这些功法术法或是缺陷明显或是条件苛刻,但对于缺乏传承、资源有限的低阶散修而言,确属能提升实力或拥有特殊效用的秘法。
那面具店主见令狐冲驻足观看,似乎有些兴趣,便用沙哑的声音主动开口:“道友,可有什么看中的?”
令狐冲的目光在《分神咒》的玉简上停留片刻,这门术法确实是有些意思,既然见到了倒也不妨拿下。
“这《分神咒》如何交易?”令狐冲问道。
店主打量了一下令狐冲,道:“此术虽然后患不小,但妙用无穷,若以灵石计价,需三百下品灵石,若是以物易物,则看道友能拿出什么让某家心动的东西。
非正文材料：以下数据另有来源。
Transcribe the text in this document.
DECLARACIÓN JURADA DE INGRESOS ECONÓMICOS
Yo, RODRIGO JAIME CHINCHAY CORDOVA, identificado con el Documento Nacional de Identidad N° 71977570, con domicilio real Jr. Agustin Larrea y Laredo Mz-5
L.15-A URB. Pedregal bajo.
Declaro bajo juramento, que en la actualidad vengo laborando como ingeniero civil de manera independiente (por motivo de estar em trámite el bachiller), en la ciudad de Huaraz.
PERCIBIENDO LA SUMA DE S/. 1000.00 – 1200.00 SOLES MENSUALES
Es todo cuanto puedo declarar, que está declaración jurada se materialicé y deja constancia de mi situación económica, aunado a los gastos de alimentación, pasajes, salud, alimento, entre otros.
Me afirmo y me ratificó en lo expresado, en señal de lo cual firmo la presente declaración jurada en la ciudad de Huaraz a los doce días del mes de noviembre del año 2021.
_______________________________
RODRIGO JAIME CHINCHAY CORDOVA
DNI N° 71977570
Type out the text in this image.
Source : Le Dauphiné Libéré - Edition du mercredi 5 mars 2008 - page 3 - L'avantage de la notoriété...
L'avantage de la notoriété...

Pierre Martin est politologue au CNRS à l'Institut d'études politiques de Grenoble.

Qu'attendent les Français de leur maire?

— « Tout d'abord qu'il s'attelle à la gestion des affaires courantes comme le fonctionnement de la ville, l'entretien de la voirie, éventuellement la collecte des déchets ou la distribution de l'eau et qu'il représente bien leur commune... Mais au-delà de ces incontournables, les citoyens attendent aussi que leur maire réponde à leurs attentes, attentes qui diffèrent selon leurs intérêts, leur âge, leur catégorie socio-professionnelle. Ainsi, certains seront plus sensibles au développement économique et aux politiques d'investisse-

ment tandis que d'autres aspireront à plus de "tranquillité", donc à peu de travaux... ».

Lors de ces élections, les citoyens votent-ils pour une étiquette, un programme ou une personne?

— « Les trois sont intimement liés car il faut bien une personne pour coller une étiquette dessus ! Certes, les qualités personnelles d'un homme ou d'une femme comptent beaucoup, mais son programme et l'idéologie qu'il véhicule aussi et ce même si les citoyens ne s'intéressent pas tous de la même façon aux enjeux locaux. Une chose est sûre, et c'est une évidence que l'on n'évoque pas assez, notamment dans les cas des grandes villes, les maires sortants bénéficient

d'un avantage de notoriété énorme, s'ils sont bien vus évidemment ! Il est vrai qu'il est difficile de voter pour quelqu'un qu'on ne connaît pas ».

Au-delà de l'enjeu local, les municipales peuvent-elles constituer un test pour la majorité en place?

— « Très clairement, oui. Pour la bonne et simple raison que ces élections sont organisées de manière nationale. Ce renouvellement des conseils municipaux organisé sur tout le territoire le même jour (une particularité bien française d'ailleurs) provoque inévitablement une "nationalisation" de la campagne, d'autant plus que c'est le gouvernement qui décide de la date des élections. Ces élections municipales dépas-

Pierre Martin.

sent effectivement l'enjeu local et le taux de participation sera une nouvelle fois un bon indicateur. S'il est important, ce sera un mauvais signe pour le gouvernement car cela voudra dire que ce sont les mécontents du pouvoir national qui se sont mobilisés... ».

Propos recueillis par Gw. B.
”
是的,修仙界是有灵石这种东西的,只不过只在散修之间流通,因为大门大派所处的地脉着实不缺灵气这种东西。
令狐冲略一沉吟,从怀中取出一张他之前绘制的金色符,放在柜台上:“这道符激发后可形成一道护盾,足以抵挡玉清七层修士的三次全力攻击,以此交换,如何?”
那店主目光落在符之上,感受到其中蕴含的精纯力量,面具后的眼睛明显亮了一下。
这种保命符对散修而言,价值有时更在攻击类术法之上,店主几乎是立刻就答应下来,生怕令狐冲反悔。
两人皆是取出自己的身份令牌,驱动法力稍稍触碰,完成了交易信息的记录与印证。
令狐冲收起《分神咒》玉简,转身离开。店主则小心地将那金刚符小心收好,心中窃喜。
另一边,周一仙也在各摊位间百无聊赖的溜达。
他已有四十多年未曾来此,环境依旧,设施未变,但当年相识的一些老面孔却已大多不见踪影。
四十年光阴,对缺乏资源、挣扎求存的散修而言,足以发生太多变故。
他逛着逛着,便来到了一处专门售卖各种残破法宝或碎片的店铺。
这类东西,完整时或许是了不得的宝贝,但破碎后价值便大打折扣,能否修复全看运气和眼力,故而价格相对低廉。
周一仙自身情况特殊,年轻时泄露天机太多,遭了反噬,不仅独子丧命,一身修为也几乎散尽,如今带着小环行走江湖,光靠一手精妙的遁术和嘴皮子,到底有些底气不足。
若能淘到几件威力尚存的残宝,关键时刻或能保命,也不至于被一些不开眼的小辈追得太过狼狈。
他走进店铺,只见桌上、墙上摆放悬挂着各式各样的残破法宝。
有主流的刀、枪、剑、戟,也有偏门些的镜、塔、鼎、钟,种类繁多,但大多灵光黯淡,缺损严重。
周一仙眯着老眼,一件件仔细甄别,手指在一些碎片上轻轻摩挲感应。
最终,还是选中了一块仅有巴掌大小布满裂纹且指针早已脱落的暗金色罗盘残片,以及三支颜色暗淡旗面多有破损的古老令旗。